Le reste est dépensé en salaires, frais d'études et
prestations de services (17 F), en frais de fonctionnement (16 F), et en
frais d'appel à la générosité publique (17
F)...
Il s'agit ici de s'apercevoir que le Comité Haute-Garonne, et à
travers lui toute la Ligue (comme bon nombre d'entreprises humanitaires),
profite de la gravité de sa cause pour vivre de la crédulité
des gens. Encore que les dons sont en nette diminution ces derniers temps.
L'effet ARC sans doute ?
Le cancer
: une bonne valeur boursière
Notre portefeuille
n'est qu'une ressource d'appoint pour le Comité Haute-Garonne, puisque
63% de son budget (d'un montant total de 5 209 722 F en 1999) sont constitués
par les bénéfices boursiers.
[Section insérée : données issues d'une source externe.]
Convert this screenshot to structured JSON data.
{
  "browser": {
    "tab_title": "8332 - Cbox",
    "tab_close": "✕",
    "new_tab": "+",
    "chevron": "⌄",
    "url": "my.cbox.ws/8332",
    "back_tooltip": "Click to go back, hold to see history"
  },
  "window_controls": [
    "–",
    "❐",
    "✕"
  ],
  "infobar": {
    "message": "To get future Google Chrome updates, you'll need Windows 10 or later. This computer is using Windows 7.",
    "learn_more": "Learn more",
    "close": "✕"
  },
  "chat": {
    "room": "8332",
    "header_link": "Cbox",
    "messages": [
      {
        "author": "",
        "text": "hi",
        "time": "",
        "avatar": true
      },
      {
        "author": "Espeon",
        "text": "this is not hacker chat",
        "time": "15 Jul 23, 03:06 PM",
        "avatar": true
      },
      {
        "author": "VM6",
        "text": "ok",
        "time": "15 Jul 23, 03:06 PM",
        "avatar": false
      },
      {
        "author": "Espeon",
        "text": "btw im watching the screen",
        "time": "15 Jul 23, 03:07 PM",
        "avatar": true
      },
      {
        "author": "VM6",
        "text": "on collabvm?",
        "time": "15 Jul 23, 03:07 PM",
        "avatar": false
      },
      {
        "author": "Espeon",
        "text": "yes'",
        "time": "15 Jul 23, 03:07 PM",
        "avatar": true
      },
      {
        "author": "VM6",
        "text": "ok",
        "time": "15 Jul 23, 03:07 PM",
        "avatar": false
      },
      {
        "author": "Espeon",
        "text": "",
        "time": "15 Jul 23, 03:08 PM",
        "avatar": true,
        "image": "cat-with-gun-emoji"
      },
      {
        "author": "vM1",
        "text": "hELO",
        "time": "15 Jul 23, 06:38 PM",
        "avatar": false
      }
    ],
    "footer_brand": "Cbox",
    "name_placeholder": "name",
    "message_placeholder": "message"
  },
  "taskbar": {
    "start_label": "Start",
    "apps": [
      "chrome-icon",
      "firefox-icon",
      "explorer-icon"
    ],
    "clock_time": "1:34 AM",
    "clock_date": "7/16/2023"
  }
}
Ce qui n'empêche pas ce
comité de vivre à crédit (30% de dettes), tout en
plaçant 43% de ses fonds en réserve sur l'année passée.
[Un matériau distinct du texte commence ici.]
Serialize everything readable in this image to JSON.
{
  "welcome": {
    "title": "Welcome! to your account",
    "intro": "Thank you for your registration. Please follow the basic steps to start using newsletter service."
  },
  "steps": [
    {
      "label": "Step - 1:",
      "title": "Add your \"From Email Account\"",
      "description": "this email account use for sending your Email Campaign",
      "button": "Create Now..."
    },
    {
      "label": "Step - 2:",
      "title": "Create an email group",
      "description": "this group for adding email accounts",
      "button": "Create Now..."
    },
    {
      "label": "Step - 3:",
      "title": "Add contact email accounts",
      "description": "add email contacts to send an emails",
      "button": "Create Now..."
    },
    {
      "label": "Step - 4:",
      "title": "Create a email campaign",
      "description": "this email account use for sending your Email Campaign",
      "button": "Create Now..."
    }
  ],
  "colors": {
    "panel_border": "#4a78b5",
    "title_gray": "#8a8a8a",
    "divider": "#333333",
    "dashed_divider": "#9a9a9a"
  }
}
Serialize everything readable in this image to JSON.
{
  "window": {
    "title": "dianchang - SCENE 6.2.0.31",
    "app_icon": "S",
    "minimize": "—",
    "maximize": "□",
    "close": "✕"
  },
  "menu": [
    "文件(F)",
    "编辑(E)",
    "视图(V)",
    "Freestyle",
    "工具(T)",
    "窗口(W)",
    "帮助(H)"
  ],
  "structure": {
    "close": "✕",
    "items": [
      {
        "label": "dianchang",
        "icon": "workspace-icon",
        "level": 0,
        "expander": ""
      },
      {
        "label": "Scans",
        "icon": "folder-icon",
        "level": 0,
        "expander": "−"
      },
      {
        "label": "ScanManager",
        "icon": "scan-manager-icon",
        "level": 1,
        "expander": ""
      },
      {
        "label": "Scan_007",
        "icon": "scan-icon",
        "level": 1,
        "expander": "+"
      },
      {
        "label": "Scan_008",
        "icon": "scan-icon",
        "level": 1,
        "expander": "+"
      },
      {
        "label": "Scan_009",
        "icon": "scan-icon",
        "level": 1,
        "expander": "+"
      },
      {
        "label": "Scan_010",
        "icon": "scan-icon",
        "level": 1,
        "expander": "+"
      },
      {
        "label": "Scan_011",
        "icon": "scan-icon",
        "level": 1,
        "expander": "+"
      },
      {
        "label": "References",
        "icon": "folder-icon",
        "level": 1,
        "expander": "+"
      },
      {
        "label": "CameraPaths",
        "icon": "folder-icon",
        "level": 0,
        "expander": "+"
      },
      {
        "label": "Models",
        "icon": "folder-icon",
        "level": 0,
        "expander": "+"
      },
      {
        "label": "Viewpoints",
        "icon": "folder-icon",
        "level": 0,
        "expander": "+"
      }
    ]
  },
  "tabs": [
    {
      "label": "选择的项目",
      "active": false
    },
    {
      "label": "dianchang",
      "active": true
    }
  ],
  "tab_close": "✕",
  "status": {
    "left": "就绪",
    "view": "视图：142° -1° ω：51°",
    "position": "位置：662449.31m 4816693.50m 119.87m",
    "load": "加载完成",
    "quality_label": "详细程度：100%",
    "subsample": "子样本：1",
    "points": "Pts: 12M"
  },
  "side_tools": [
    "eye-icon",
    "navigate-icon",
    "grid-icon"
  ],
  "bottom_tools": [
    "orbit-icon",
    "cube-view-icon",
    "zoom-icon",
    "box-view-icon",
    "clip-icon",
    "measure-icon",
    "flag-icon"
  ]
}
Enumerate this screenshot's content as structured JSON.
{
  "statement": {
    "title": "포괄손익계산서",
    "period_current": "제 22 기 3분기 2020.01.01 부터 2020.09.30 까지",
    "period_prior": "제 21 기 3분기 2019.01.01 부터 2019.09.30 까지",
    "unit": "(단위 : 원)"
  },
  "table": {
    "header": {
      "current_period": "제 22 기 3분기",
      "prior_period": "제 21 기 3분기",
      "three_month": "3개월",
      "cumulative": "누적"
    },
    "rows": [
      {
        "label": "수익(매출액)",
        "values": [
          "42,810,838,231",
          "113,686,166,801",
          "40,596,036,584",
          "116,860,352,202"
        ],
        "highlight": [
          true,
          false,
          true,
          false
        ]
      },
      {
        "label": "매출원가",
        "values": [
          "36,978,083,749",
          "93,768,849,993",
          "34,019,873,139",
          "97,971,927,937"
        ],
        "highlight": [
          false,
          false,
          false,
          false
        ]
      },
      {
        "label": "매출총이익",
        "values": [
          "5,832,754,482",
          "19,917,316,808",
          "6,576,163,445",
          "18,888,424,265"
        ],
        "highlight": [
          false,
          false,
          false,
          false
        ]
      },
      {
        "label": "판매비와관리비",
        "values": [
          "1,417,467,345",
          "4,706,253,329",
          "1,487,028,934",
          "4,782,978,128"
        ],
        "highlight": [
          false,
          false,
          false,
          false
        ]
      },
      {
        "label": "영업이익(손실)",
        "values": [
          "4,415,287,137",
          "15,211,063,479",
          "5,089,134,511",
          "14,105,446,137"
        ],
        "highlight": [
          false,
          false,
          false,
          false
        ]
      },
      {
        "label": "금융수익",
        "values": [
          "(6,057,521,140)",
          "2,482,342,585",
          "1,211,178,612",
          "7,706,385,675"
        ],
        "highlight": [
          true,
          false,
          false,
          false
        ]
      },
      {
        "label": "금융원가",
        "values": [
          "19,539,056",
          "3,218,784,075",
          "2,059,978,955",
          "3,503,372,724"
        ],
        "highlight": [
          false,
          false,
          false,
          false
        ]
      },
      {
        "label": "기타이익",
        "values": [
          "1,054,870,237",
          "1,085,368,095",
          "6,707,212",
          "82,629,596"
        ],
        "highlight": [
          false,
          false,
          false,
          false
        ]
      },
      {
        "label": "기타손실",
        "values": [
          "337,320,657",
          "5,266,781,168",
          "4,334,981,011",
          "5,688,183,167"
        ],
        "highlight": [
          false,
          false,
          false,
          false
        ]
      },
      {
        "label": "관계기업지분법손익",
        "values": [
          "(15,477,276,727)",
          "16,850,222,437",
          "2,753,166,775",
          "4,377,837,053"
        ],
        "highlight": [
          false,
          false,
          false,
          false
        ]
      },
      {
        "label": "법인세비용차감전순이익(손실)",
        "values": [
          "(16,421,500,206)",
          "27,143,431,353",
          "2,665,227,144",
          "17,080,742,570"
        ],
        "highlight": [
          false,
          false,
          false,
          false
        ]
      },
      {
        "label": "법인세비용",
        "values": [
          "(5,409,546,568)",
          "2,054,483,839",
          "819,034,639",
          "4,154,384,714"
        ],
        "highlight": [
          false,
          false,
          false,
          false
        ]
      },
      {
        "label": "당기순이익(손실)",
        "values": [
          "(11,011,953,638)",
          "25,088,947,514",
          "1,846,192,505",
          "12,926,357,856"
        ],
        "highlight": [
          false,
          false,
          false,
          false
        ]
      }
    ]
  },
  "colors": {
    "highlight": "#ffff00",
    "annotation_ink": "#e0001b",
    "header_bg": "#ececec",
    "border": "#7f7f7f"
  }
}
Simple tendance passagère de gestion ? Absolument pas. La comparaison
du budget 1999 avec celui de 1998 démontre que ses affaires tournent
mal : - 77% de produit des manifestations locales, - 49% de chiffre d'affaire,
- 45% de ressources, - 43% de bénéfices, - 30% de profits
boursiers, et - 28% d'information sur la prévention et le dépistage
du cancer.
Cette régression se confirme encore dans le budget prévu
par le Comité Haute-Garonne pour l'année 2000 : - 33% de
budget général (ramené à 3 462 000 F), - 59%
de subventions aux instituts médicaux, - 57% d'aide à la
recherche, - 50% d'action de lutte contre le cancer, et - 21% d'aide aux
malades. Mais curieusement, les frais de fonctionnement et de personnel
augmentent de 5% !
Santé
publique et pompe à fric
On peut dès
lors s'interroger sur l'utilité réelle du Comité Haute-Garonne
et de la Ligue Nationale Contre le Cancer, pourtant reconnue d'utilité
publique depuis 80 ans. Localement fort de 3 salariées et de 10
348 membres, le Comité Haute-Garonne mène des activités
extérieures de plus en plus rares, ses accueils bénévoles
de malades restent toujours inexistants, et ses actions de prévention
et de dépistage du cancer ne sont plus réalisées depuis
1997. La lutte contre le cancer ne serait-elle concrétisée
qu'à travers les techniques thérapeutiques de certains médecins,
leur notoriété et leurs honoraires ?
Il apparaît ainsi que l'État cautionne cette dérive
marchande de certaines associations paramédicales. Mais il est clair
que le désengagement du service public entraîne la privatisation
progressive de la santé publique. Alors que ce fléau ne cesse
de se propager, le Comité Haute-Garonne se préoccupe surtout
de la qualité de son image, de ses campagnes de publipostage et
de son niveau budgétaire.
Sans doute se préoccupe-t-elle aussi de la comparution imminente
de son Président, Pierre Puel, devant le Tribunal de Grande Instance
de Toulouse : Pierre Puel, par ailleurs adjoint de Dominique Baudis chargé
de la Culture, est visé par la plainte d'un membre du Comité
Haute-Garonne pour non-respect des statuts dudit comité, lors de
son élection à la présidence. Que de soucis. Affaire
à suivre...
Source
: Rapport moral, général et financier de 1999 du Comité
Haute-Garonne de la Ligue Nationale Contre le Cancer.